もっとも、スズムシソウの仲間は地生種も着生種も無菌播種して発芽させることはごく簡単だし、ビン内で移植していって成長させていくことも可能ですから、一生ビンから出さないで培養していけば個体維持は可能です。
※補足を拝見しました。
>植え替えのとき置きっぱなしにしてしまって
そのような人為的ミスはつきものです。私もさんざんやらかしてきました。人間はミスをするものです。そのミスが致命的になるランと、致命的にならないランがある。スズムシソウは前者なのです。エビネ類とかシュンラン類とかフウラン、セッコク類は後者です。昔から古典園芸植物として維持されてきたランは栽培可能なのです。そうでない多くのランは「事実上」栽培不可能なのです。クモキリソウ属で栽培可能といえるのは、コクラン、ユウコクラン、チケイランくらいのものでしょう。これらは勝手に実生が生えてくるほどで、複数のバルブがあるため、ナメクジになめられても、完全には腐敗しにくいからです。
私は人為的ミスが少しでも減るようにするため、ビンの中でのみ、スズムシソウ類を維持しています。
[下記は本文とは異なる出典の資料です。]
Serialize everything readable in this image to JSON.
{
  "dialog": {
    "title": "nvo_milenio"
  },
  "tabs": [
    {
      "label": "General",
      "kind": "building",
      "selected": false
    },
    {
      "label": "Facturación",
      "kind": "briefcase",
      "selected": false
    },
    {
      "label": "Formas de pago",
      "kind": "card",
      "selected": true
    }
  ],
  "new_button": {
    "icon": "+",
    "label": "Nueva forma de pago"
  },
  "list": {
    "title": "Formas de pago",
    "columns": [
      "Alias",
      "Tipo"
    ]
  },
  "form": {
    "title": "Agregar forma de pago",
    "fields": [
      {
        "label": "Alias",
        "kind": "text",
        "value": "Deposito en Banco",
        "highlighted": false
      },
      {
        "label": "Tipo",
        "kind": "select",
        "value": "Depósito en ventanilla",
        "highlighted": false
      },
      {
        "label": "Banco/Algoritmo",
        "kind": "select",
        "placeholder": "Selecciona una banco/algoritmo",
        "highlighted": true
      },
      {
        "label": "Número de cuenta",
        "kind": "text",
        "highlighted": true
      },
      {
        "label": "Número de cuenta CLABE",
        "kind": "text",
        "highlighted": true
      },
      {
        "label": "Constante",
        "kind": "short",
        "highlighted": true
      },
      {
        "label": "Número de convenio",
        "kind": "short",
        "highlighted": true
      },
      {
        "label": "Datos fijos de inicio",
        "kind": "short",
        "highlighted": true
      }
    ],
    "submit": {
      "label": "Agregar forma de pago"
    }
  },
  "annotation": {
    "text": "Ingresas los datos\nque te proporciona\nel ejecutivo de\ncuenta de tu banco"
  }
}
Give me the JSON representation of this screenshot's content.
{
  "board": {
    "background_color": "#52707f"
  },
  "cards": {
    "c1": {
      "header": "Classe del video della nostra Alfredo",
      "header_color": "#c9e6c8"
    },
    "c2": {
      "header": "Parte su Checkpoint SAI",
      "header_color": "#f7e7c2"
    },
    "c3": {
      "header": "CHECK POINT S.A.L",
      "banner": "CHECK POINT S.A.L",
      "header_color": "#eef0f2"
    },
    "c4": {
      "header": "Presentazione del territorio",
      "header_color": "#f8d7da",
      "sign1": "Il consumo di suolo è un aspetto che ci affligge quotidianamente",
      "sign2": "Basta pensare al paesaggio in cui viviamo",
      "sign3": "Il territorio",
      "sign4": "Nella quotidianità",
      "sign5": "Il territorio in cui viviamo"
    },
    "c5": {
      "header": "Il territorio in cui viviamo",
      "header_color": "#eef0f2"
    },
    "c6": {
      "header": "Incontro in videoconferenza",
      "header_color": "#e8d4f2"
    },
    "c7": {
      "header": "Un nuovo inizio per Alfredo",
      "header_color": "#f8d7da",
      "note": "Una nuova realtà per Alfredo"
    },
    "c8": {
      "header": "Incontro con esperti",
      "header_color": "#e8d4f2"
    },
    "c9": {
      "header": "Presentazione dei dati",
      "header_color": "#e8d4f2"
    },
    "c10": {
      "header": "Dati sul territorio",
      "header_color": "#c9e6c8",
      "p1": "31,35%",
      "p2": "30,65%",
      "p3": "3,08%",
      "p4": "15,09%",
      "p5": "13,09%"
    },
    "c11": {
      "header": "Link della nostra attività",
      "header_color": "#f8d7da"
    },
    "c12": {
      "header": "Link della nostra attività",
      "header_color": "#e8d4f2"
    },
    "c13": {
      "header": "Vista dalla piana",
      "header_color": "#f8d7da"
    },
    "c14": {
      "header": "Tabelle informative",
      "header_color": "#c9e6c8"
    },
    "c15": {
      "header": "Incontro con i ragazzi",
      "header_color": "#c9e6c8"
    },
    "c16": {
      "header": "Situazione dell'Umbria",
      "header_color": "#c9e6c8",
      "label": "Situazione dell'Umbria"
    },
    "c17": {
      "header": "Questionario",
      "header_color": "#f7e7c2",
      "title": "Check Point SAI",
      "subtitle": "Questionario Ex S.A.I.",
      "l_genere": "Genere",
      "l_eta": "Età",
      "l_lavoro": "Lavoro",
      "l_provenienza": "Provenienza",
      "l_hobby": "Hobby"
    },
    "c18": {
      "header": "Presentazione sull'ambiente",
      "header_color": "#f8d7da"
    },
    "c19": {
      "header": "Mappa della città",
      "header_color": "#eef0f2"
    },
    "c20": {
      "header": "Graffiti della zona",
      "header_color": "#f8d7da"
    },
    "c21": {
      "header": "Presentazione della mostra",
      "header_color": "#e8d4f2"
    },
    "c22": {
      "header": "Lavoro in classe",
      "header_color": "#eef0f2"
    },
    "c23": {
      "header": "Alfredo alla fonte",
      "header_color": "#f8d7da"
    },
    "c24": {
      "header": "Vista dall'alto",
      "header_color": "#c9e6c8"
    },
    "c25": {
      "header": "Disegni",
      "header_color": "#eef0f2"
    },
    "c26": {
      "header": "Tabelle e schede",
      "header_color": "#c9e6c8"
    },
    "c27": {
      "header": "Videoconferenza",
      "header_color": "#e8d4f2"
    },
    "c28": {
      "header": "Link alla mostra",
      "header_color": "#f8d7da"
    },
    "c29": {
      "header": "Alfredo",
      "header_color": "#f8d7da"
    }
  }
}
こんな面倒なことしたくないのですが、乱獲以上に憎むべき、むやみ自然破壊工事で自生地が完全に破壊されたところのものなので、仕方なく維持を続けています。
さて、おそらく葉が枯れたのは、薬のせいではないと思います。すでに、ナメクジになめられてしまっているからだと思います。無事のように見えるでしょうが、ルーペなどでよくバルブを観察してみてください。なめられた傷がついていると思います。そうなると、先にも書いたようにほぼ確実に枯れます。しばらくすれば腐敗が進んでくると思います。おそらく、救う手だてはありません。
ナメクジ除けをおいたところで、ナメクジを完全に忌避することはできません。つりさげたり、水盤においたりしたところでもそれは同様です。いつのまにか、ナメクジは入ってきます。よくいわれることですが「ナメクジは空を飛ぶ」それは真実だと思うほどです。
自ら無菌播種による増殖をせずに、盗掘由来品ばかり購入するすべてのマニアに言いたいのですが、スズムシソウ類の栽培は「事実上」不可能、ということを達観し、栽培から手を引く必要があると思います。そうでないと、乱獲による自生地減少が止まりません。真の意味でランを愛するマニアが増えてほしいです。